The St James Priory project has helped people with drink and drug problems
Supporters of one of Bristol's oldest buildings have started a campaign to raise £2m to carry out vital repairs.
St James Priory, built in 1129 as a Benedictine Priory, is a Grade I listed building and is on the English Heritage Buildings at Risk Register.
The Heritage Lottery Fund recently awarded a £3.2m grant to carry out vital repairs to the main structure.
The appeal aims to enable not just the repairs but regeneration of the church to open it up to the local community.
Mass is celebrated every Sunday at 0800 BST and the building is open to the public.
For the past 12 years the St James Priory Project has been based in buildings attached to the church, which provides rehabilitation to people with drink and drug problems.
Susan Jotcham, director of the project said: "The church is in serious disrepair and, especially in the winter, the rooms are freezing cold, damp and smelly.
"We want to see new life breathed into this hidden gem and to encourage more people to experience this very special place."
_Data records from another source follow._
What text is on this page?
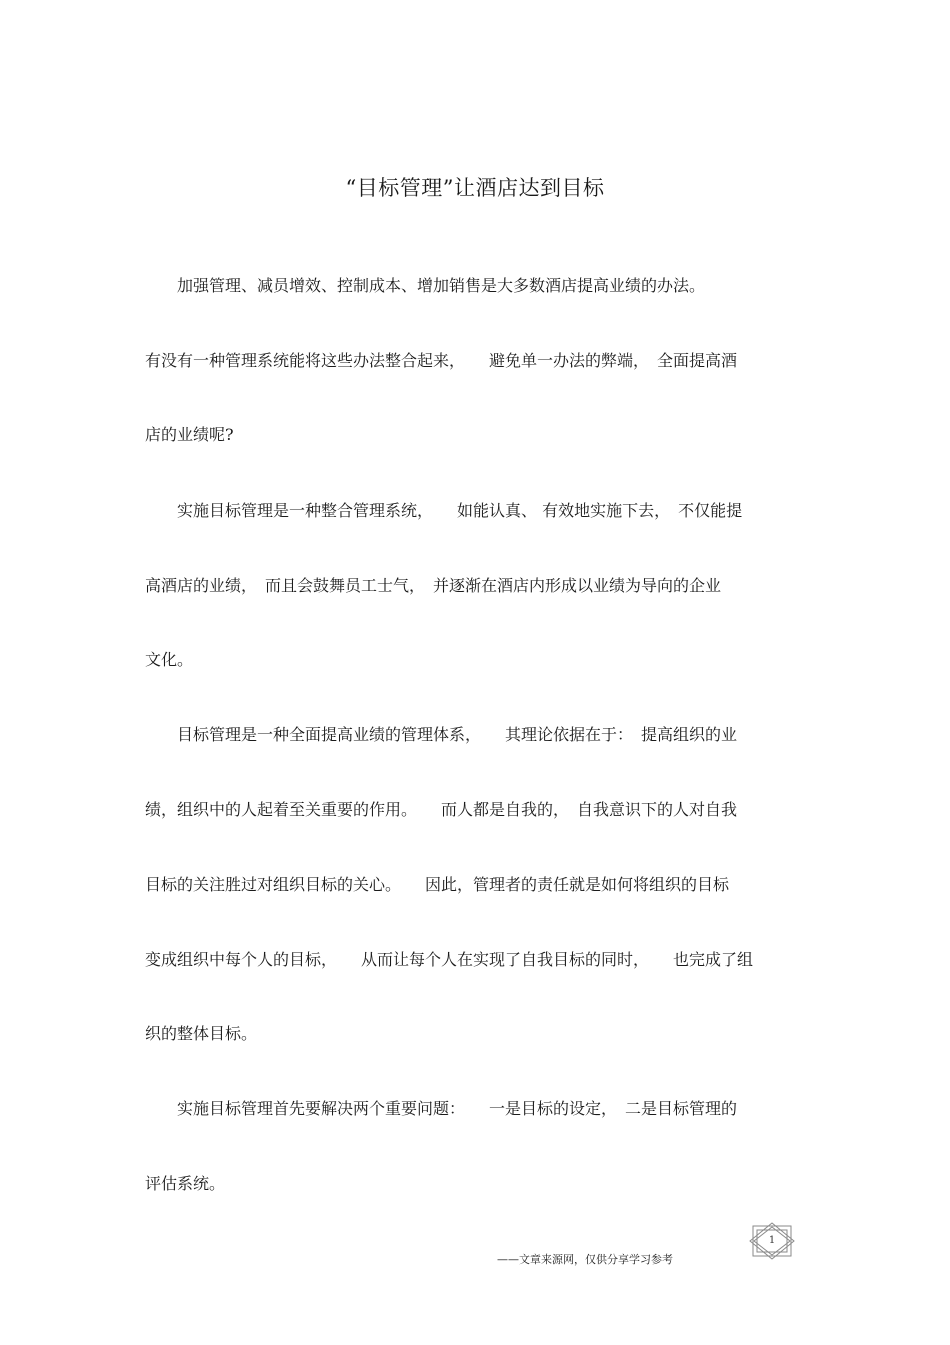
“目标管理”让酒店达到目标

　　加强管理、减员增效、控制成本、增加销售是大多数酒店提高业绩的办法。

有没有一种管理系统能将这些办法整合起来，　　避免单一办法的弊端，　全面提高酒

店的业绩呢?

　　实施目标管理是一种整合管理系统，　　如能认真、 有效地实施下去，　不仅能提

高酒店的业绩，　而且会鼓舞员工士气，　并逐渐在酒店内形成以业绩为导向的企业

文化。

　　目标管理是一种全面提高业绩的管理体系，　　其理论依据在于：　提高组织的业

绩，组织中的人起着至关重要的作用。　　而人都是自我的，　自我意识下的人对自我

目标的关注胜过对组织目标的关心。　　因此，管理者的责任就是如何将组织的目标

变成组织中每个人的目标，　　从而让每个人在实现了自我目标的同时，　　也完成了组

织的整体目标。

　　实施目标管理首先要解决两个重要问题：　　一是目标的设定，　二是目标管理的

评估系统。

——文章来源网，仅供分享学习参考
1
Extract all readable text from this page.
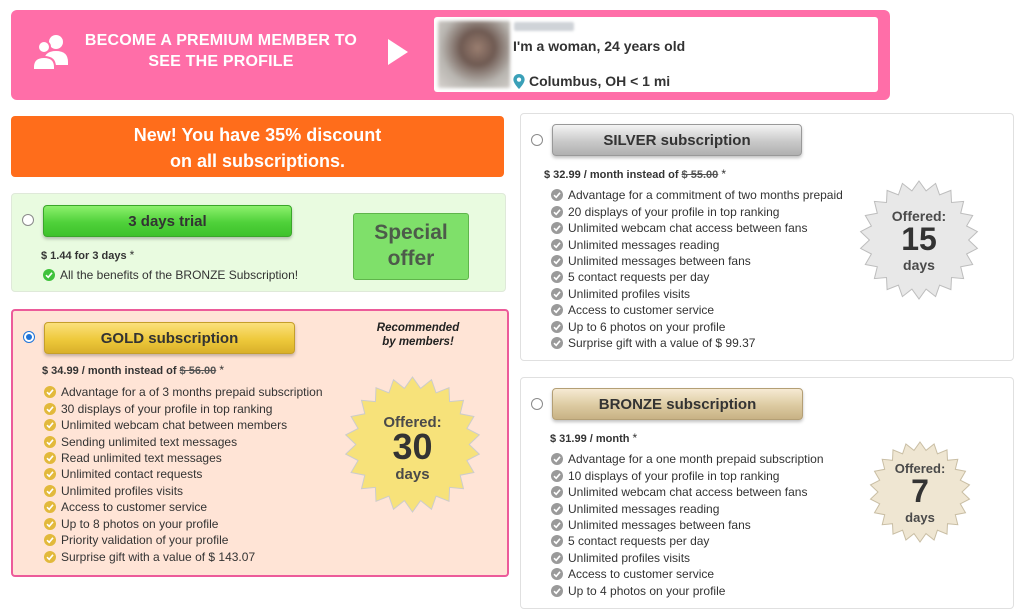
BECOME A PREMIUM MEMBER TO SEE THE PROFILE
I'm a woman, 24 years old
Columbus, OH < 1 mi
New! You have 35% discount
on all subscriptions.
3 days trial
$ 1.44 for 3 days *
All the benefits of the BRONZE Subscription!
Special
offer
GOLD subscription
Recommended
by members!
$ 34.99 / month instead of $ 56.00 *
Advantage for a of 3 months prepaid subscription
30 displays of your profile in top ranking
Unlimited webcam chat between members
Sending unlimited text messages
Read unlimited text messages
Unlimited contact requests
Unlimited profiles visits
Access to customer service
Up to 8 photos on your profile
Priority validation of your profile
Surprise gift with a value of $ 143.07
Offered:
30
days
SILVER subscription
$ 32.99 / month instead of $ 55.00 *
Advantage for a commitment of two months prepaid
20 displays of your profile in top ranking
Unlimited webcam chat access between fans
Unlimited messages reading
Unlimited messages between fans
5 contact requests per day
Unlimited profiles visits
Access to customer service
Up to 6 photos on your profile
Surprise gift with a value of $ 99.37
Offered:
15
days
BRONZE subscription
$ 31.99 / month *
Advantage for a one month prepaid subscription
10 displays of your profile in top ranking
Unlimited webcam chat access between fans
Unlimited messages reading
Unlimited messages between fans
5 contact requests per day
Unlimited profiles visits
Access to customer service
Up to 4 photos on your profile
Offered:
7
days
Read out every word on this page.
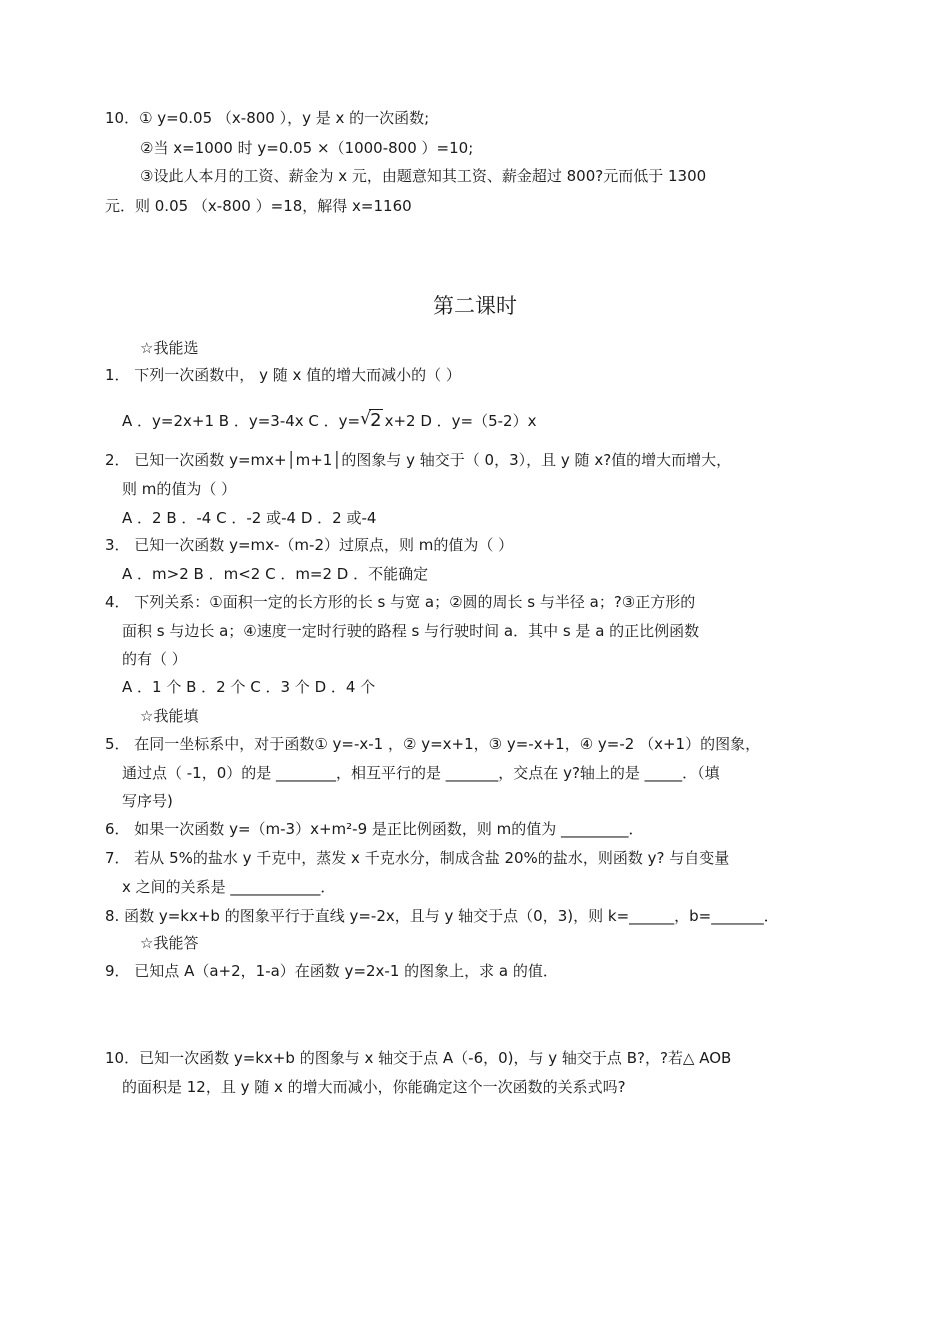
10．① y=0.05 （x-800 ），y 是 x 的一次函数;
②当 x=1000 时 y=0.05 ×（1000-800 ）=10;
③设此人本月的工资、薪金为 x 元，由题意知其工资、薪金超过 800?元而低于 1300
元．则 0.05 （x-800 ）=18，解得 x=1160
第二课时
☆我能选
1． 下列一次函数中， y 随 x 值的增大而减小的（ ）
A ．y=2x+1 B ．y=3-4x C ．y= √ 2 x+2 D ．y=（5-2）x
2． 已知一次函数 y=mx+│m+1│的图象与 y 轴交于（ 0，3），且 y 随 x?值的增大而增大，
则 m的值为（ ）
A ．2 B ．-4 C ．-2 或-4 D ．2 或-4
3． 已知一次函数 y=mx-（m-2）过原点，则 m的值为（ ）
A ．m>2 B ．m<2 C ．m=2 D ．不能确定
4． 下列关系：①面积一定的长方形的长 s 与宽 a；②圆的周长 s 与半径 a；?③正方形的
面积 s 与边长 a；④速度一定时行驶的路程 s 与行驶时间 a．其中 s 是 a 的正比例函数
的有（ ）
A ．1 个 B ．2 个 C ．3 个 D ．4 个
☆我能填
5． 在同一坐标系中，对于函数① y=-x-1 ，② y=x+1，③ y=-x+1，④ y=-2 （x+1）的图象，
通过点（ -1，0）的是 ________，相互平行的是 _______，交点在 y?轴上的是 _____．（填
写序号)
6． 如果一次函数 y=（m-3）x+m²-9 是正比例函数，则 m的值为 _________．
7． 若从 5%的盐水 y 千克中，蒸发 x 千克水分，制成含盐 20%的盐水，则函数 y? 与自变量
x 之间的关系是 ____________．
8. 函数 y=kx+b 的图象平行于直线 y=-2x，且与 y 轴交于点（0，3)，则 k=______，b=_______．
☆我能答
9． 已知点 A（a+2，1-a）在函数 y=2x-1 的图象上，求 a 的值．
10．已知一次函数 y=kx+b 的图象与 x 轴交于点 A（-6，0)，与 y 轴交于点 B?，?若△ AOB
的面积是 12，且 y 随 x 的增大而减小，你能确定这个一次函数的关系式吗?
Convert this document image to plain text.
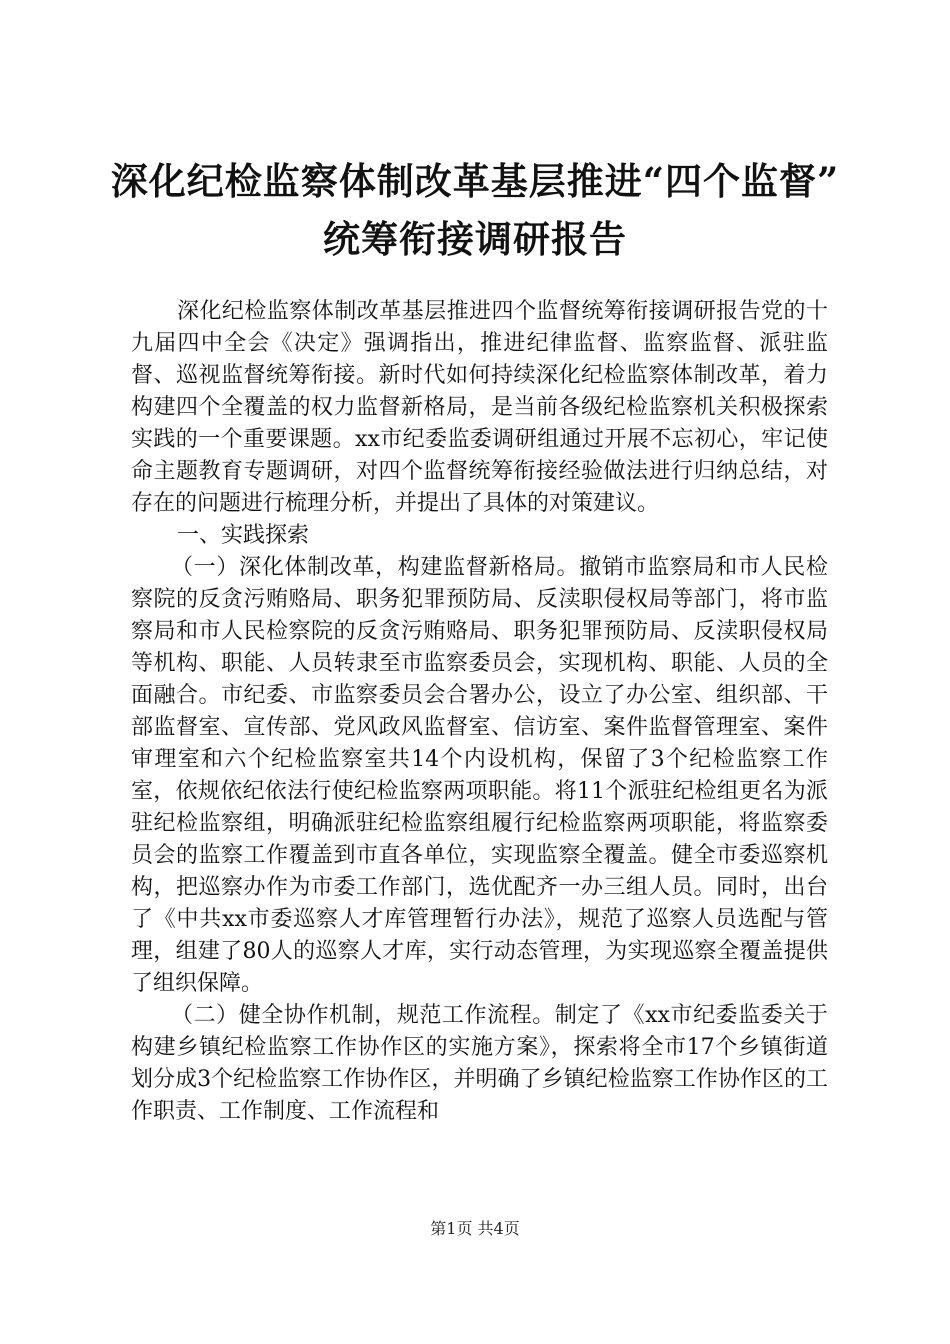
深化纪检监察体制改革基层推进“四个监督”
统筹衔接调研报告

深化纪检监察体制改革基层推进四个监督统筹衔接调研报告党的十九届四中全会《决定》强调指出，推进纪律监督、监察监督、派驻监督、巡视监督统筹衔接。新时代如何持续深化纪检监察体制改革，着力构建四个全覆盖的权力监督新格局，是当前各级纪检监察机关积极探索实践的一个重要课题。xx市纪委监委调研组通过开展不忘初心，牢记使命主题教育专题调研，对四个监督统筹衔接经验做法进行归纳总结，对存在的问题进行梳理分析，并提出了具体的对策建议。

一、实践探索

（一）深化体制改革，构建监督新格局。撤销市监察局和市人民检察院的反贪污贿赂局、职务犯罪预防局、反渎职侵权局等部门，将市监察局和市人民检察院的反贪污贿赂局、职务犯罪预防局、反渎职侵权局等机构、职能、人员转隶至市监察委员会，实现机构、职能、人员的全面融合。市纪委、市监察委员会合署办公，设立了办公室、组织部、干部监督室、宣传部、党风政风监督室、信访室、案件监督管理室、案件审理室和六个纪检监察室共14个内设机构，保留了3个纪检监察工作室，依规依纪依法行使纪检监察两项职能。将11个派驻纪检组更名为派驻纪检监察组，明确派驻纪检监察组履行纪检监察两项职能，将监察委员会的监察工作覆盖到市直各单位，实现监察全覆盖。健全市委巡察机构，把巡察办作为市委工作部门，选优配齐一办三组人员。同时，出台了《中共xx市委巡察人才库管理暂行办法》，规范了巡察人员选配与管理，组建了80人的巡察人才库，实行动态管理，为实现巡察全覆盖提供了组织保障。

（二）健全协作机制，规范工作流程。制定了《xx市纪委监委关于构建乡镇纪检监察工作协作区的实施方案》，探索将全市17个乡镇街道划分成3个纪检监察工作协作区，并明确了乡镇纪检监察工作协作区的工作职责、工作制度、工作流程和

第1页 共4页
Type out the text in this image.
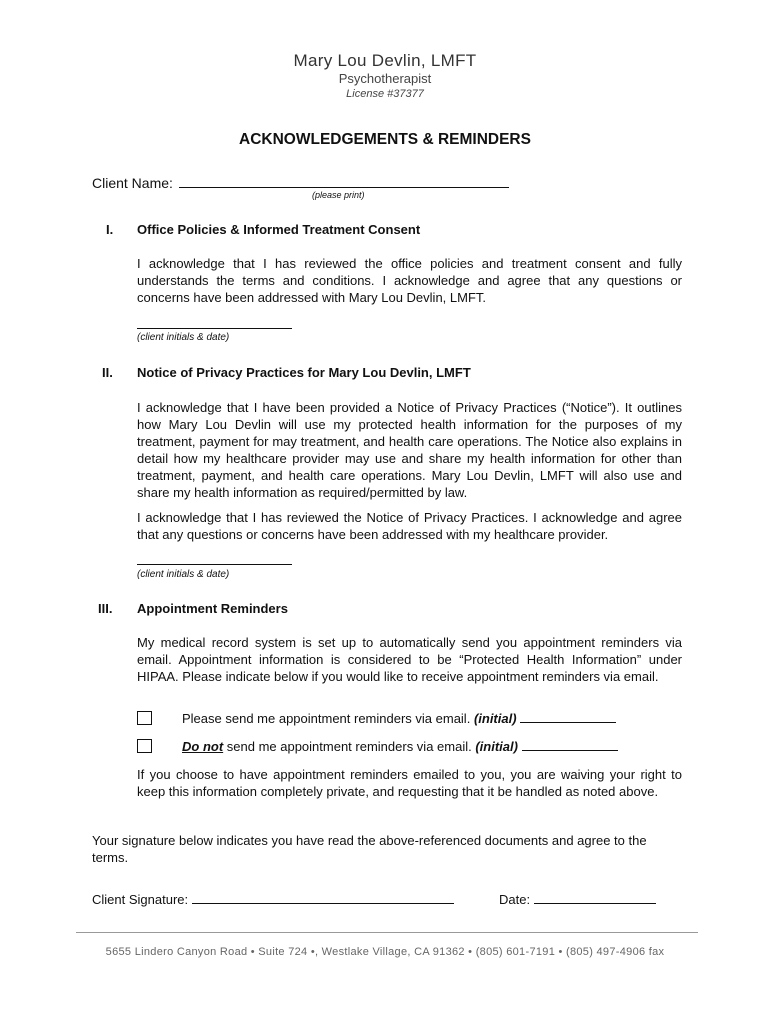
Mary Lou Devlin, LMFT
Psychotherapist
License #37377
ACKNOWLEDGEMENTS & REMINDERS
Client Name:
(please print)
I. Office Policies & Informed Treatment Consent
I acknowledge that I has reviewed the office policies and treatment consent and fully understands the terms and conditions. I acknowledge and agree that any questions or concerns have been addressed with Mary Lou Devlin, LMFT.
(client initials & date)
II. Notice of Privacy Practices for Mary Lou Devlin, LMFT
I acknowledge that I have been provided a Notice of Privacy Practices (“Notice”). It outlines how Mary Lou Devlin will use my protected health information for the purposes of my treatment, payment for may treatment, and health care operations. The Notice also explains in detail how my healthcare provider may use and share my health information for other than treatment, payment, and health care operations. Mary Lou Devlin, LMFT will also use and share my health information as required/permitted by law.
I acknowledge that I has reviewed the Notice of Privacy Practices. I acknowledge and agree that any questions or concerns have been addressed with my healthcare provider.
(client initials & date)
III. Appointment Reminders
My medical record system is set up to automatically send you appointment reminders via email. Appointment information is considered to be “Protected Health Information” under HIPAA. Please indicate below if you would like to receive appointment reminders via email.
Please send me appointment reminders via email. (initial)
Do not send me appointment reminders via email. (initial)
If you choose to have appointment reminders emailed to you, you are waiving your right to keep this information completely private, and requesting that it be handled as noted above.
Your signature below indicates you have read the above-referenced documents and agree to the terms.
Client Signature:	Date:
5655 Lindero Canyon Road • Suite 724 •, Westlake Village, CA 91362 • (805) 601-7191 • (805) 497-4906 fax
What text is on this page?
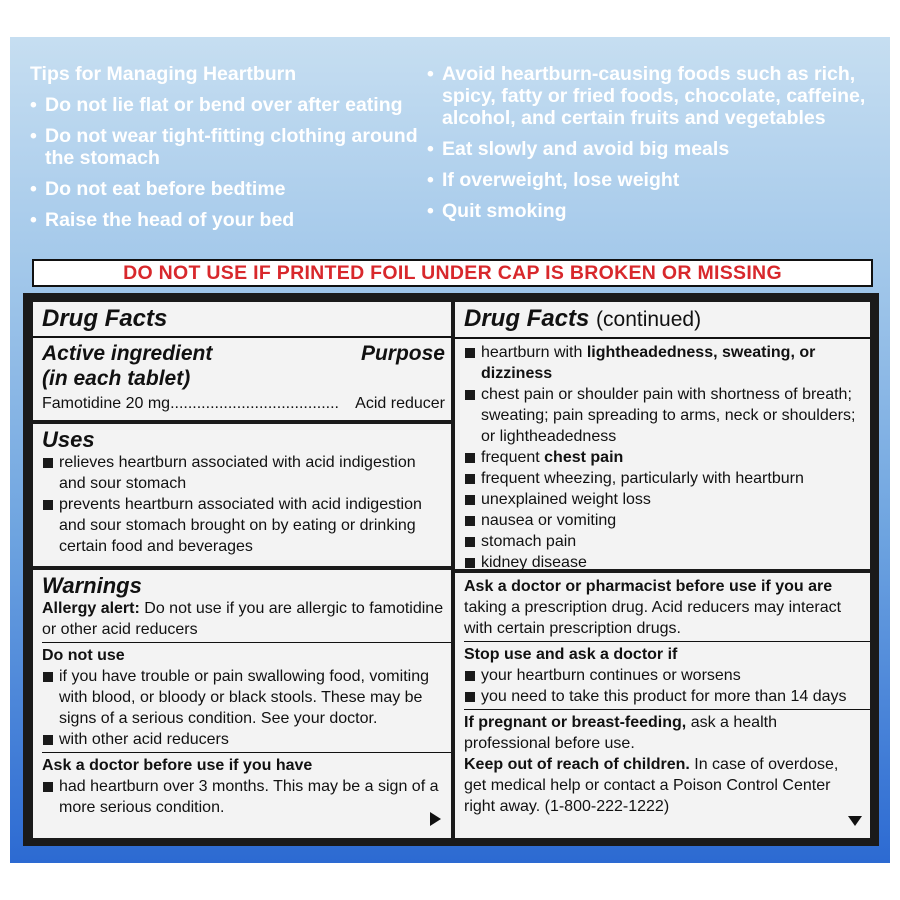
Tips for Managing Heartburn
• Do not lie flat or bend over after eating
• Do not wear tight-fitting clothing around the stomach
• Do not eat before bedtime
• Raise the head of your bed
• Avoid heartburn-causing foods such as rich, spicy, fatty or fried foods, chocolate, caffeine, alcohol, and certain fruits and vegetables
• Eat slowly and avoid big meals
• If overweight, lose weight
• Quit smoking
DO NOT USE IF PRINTED FOIL UNDER CAP IS BROKEN OR MISSING
Drug Facts
Active ingredient	Purpose
(in each tablet)
Famotidine 20 mg ......................................	Acid reducer
Uses
relieves heartburn associated with acid indigestion and sour stomach
prevents heartburn associated with acid indigestion and sour stomach brought on by eating or drinking certain food and beverages
Warnings
Allergy alert: Do not use if you are allergic to famotidine or other acid reducers
Do not use
if you have trouble or pain swallowing food, vomiting with blood, or bloody or black stools. These may be signs of a serious condition. See your doctor.
with other acid reducers
Ask a doctor before use if you have
had heartburn over 3 months. This may be a sign of a more serious condition.
Drug Facts (continued)
heartburn with lightheadedness, sweating, or dizziness
chest pain or shoulder pain with shortness of breath; sweating; pain spreading to arms, neck or shoulders; or lightheadedness
frequent chest pain
frequent wheezing, particularly with heartburn
unexplained weight loss
nausea or vomiting
stomach pain
kidney disease
Ask a doctor or pharmacist before use if you are taking a prescription drug. Acid reducers may interact with certain prescription drugs.
Stop use and ask a doctor if
your heartburn continues or worsens
you need to take this product for more than 14 days
If pregnant or breast-feeding, ask a health professional before use.
Keep out of reach of children. In case of overdose, get medical help or contact a Poison Control Center right away. (1-800-222-1222)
The renovation plans include a new cafe and outside piazza area and a conversion of the north aisle.
Martin Appleby, chairman of the trustees, said: "This building was standing while Cabot sailed to the New World, through the siege of Bristol, through the great plague and the Blitz.
"Through all these times, people came to St James to find comfort, companionship and peace and we want this magnificent building to continue in this role for generations to come."